Part Il provides the results of analyses of Thailand’s randomized, exploratory, cold-cloud, seeding effort. The sample is small and caution should be exercised in interpreting the results of these analyses. A total of 151 convective cells (87 seeded and 64 nonseeded) have been identified within the experimental units and their properties computed through analysis of three-dimensional, volume-scan, S-band radar data using cell tracking software. The results indicate that AgI seedimg may have increased the maximum cell areas by 25%, durations by 14% and rain volumes by 69%. Little effect is indicated on maximum cell heights, which may be due in part to underestimation of the glaciated tops of AgI-treated clouds by the S-band radar. Additionally, within the height range of 7 to 11 km, seeded cells of a given maximum echo top produced more rain volume than unseeded cells of the same height. None of the results has strong statistical support. Partitioning by cloud base temperature increased the apparent effect of seeding to 71%, 33% and 125% for cell areas, durations and rain volumes, respectively, within the warm base (T > 16 degrees C) partition. The apparent effect on maximum cell height is on the order of +6%. The results for the small sample (i.e., 7 Seed and 7 NS) of experimental units also show more S than NS rainfall.
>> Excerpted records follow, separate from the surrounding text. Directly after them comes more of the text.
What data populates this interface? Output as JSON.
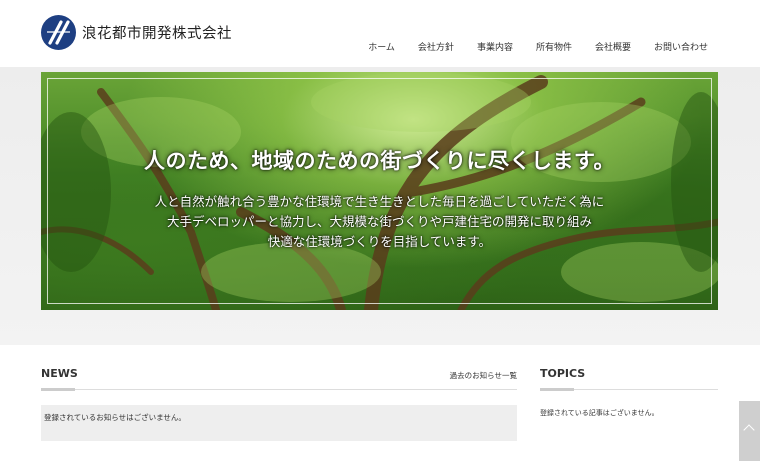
{
  "header": {
    "company_name": "浪花都市開発株式会社",
    "nav": [
      "ホーム",
      "会社方針",
      "事業内容",
      "所有物件",
      "会社概要",
      "お問い合わせ"
    ]
  },
  "hero": {
    "title": "人のため、地域のための街づくりに尽くします。",
    "lines": [
      "人と自然が触れ合う豊かな住環境で生き生きとした毎日を過ごしていただく為に",
      "大手デベロッパーと協力し、大規模な街づくりや戸建住宅の開発に取り組み",
      "快適な住環境づくりを目指しています。"
    ]
  },
  "news": {
    "title": "NEWS",
    "archive_link": "過去のお知らせ一覧",
    "empty_message": "登録されているお知らせはございません。"
  },
  "topics": {
    "title": "TOPICS",
    "empty_message": "登録されている記事はございません。"
  },
  "colors": {
    "brand": "#1e3f82",
    "foliage": "#3f8124"
  }
}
All results are comparable to what has been reported by the first two authors for a similar program in Texas, and are discussed in the context of the conceptual model guiding both experiments. This work was conducted under a contract with the Bureau of Reclamation part of a program sponsored by the U.S. Agency for International Development to upgrade Thailand’s weather modification capability.